Tongyi DeepResearch (44.5) is listed under BrowseComp-Plus, but this number is very likely from BrowseComp, not BrowseComp-Plus.
This distinction matters because BrowseComp-Plus is a much easier setting than BrowseComp: it uses a pre-collected webpage set and embedding-based retrieval, so scores are typically much higher than on the original BrowseComp.
In our own reproduction, Tongyi DeepResearch reaches about 68% on BrowseComp-Plus, which is far above the 44.5 reported in the table. That strongly suggests the table is mixing results from two different benchmarks.
So the current comparison is misleading unless this is corrected.

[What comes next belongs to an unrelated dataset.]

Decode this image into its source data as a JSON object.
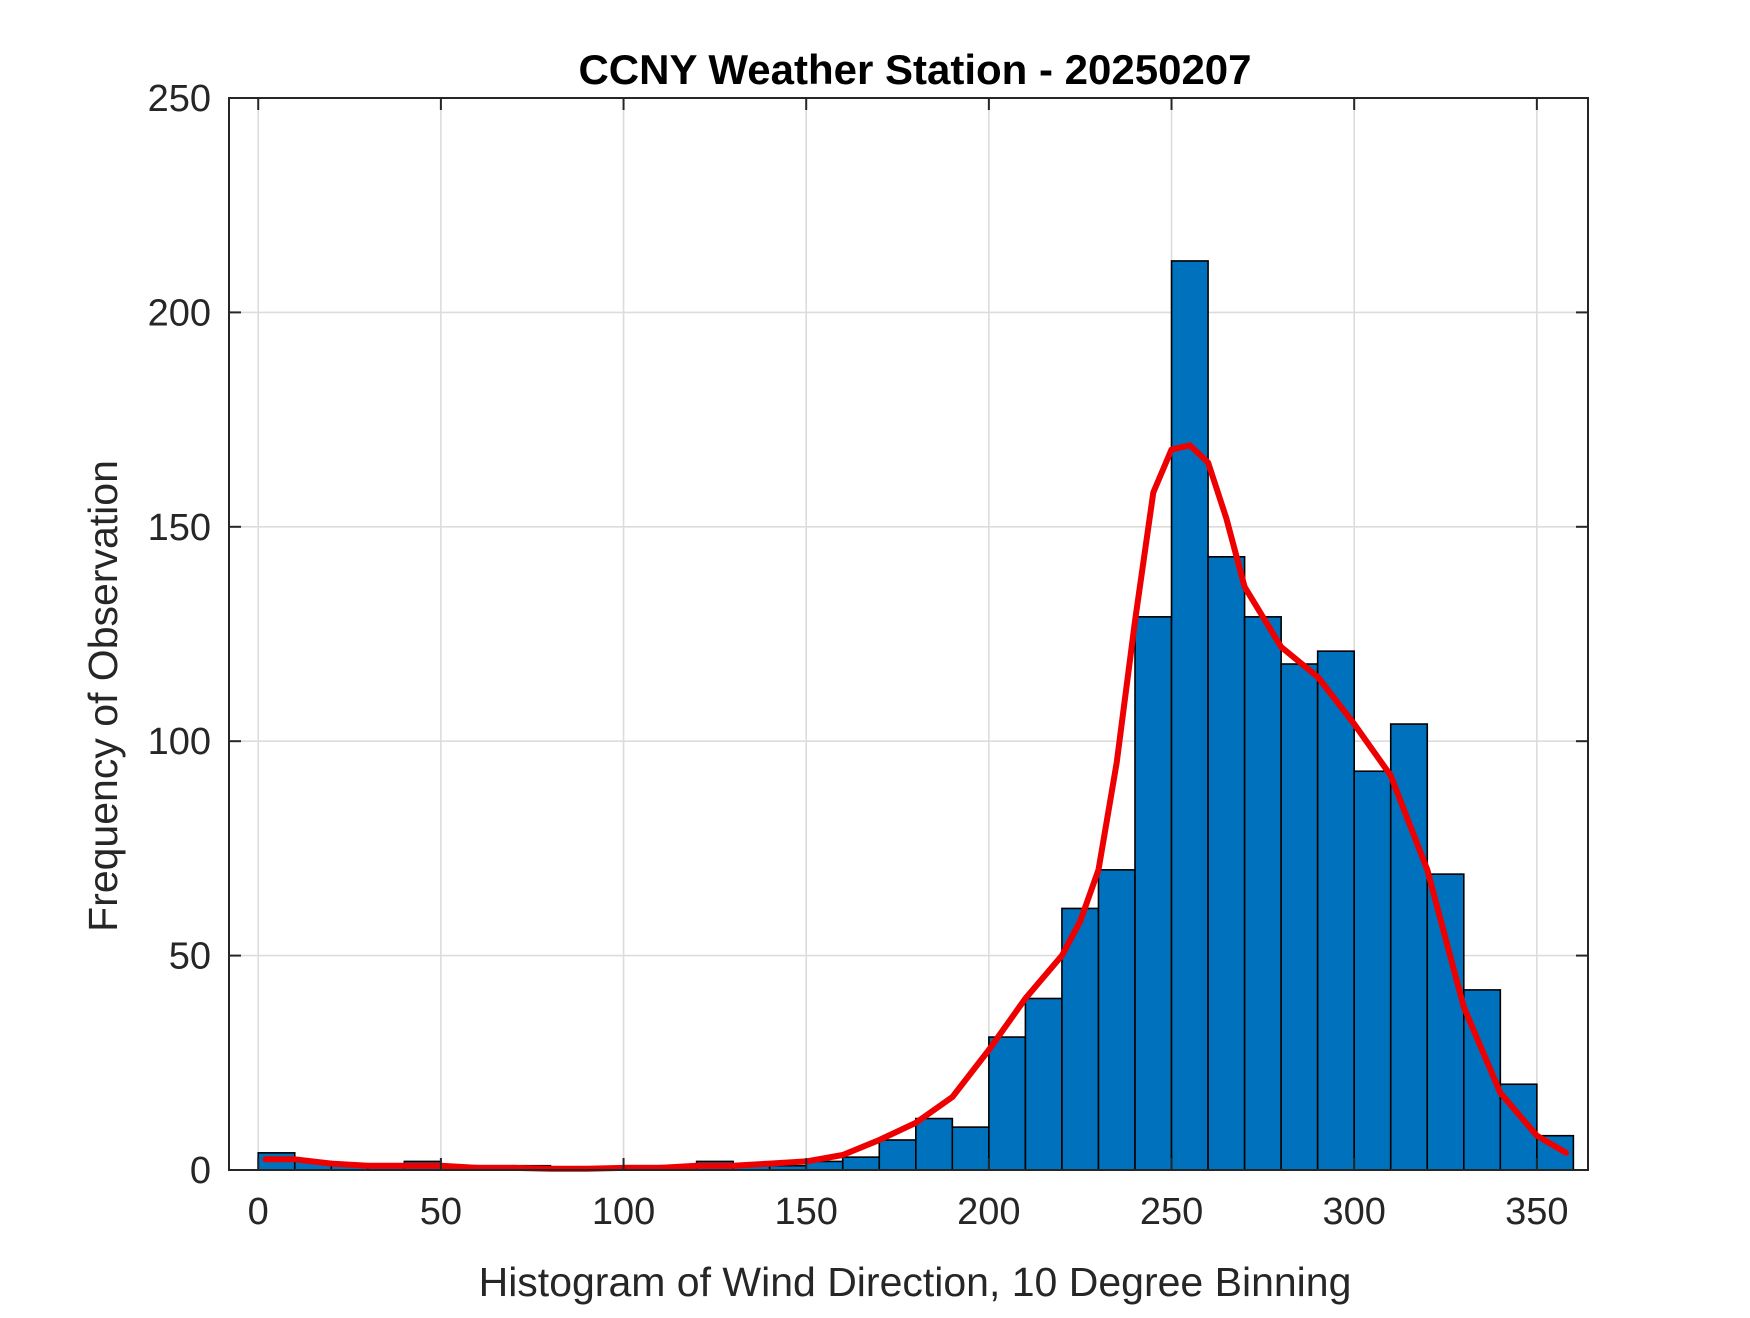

A second issue is that the BrowseComp baselines are incomplete and somewhat outdated. If you want to compare against representative recent open deep-research/search-agent systems, at least the following should be considered:
- WebSailor-V2: Bridging the Chasm to Proprietary Agents via Synthetic Data and Scalable Reinforcement Learning
- REDSearcher: A Scalable and Cost-Efficient Framework for Long-Horizon Search Agents
In particular, REDSearcher should not be omitted from a modern BrowseComp comparison. Its open-source data is already strong enough that SFT alone can reach ~37% on BrowseComp.
Resources:
- REDSearcher SFT:
https://huggingface.co/datasets/Zchu/REDSearcher_SFT_10K - REDSearcher RL:
https://huggingface.co/datasets/Zchu/REDSearcher_RL_1K
I suggest:
- Correct the Tongyi DeepResearch row if 44.5 is in fact a BrowseComp number.
- Avoid mixing BrowseComp and BrowseComp-Plus results in the same subtable.
- Add stronger recent BrowseComp baselines, especially WebSailor-V2 and REDSearcher.
Right now, Table 1 overstates fairness of comparison because it appears to contain both a benchmark mismatch and missing strong baselines.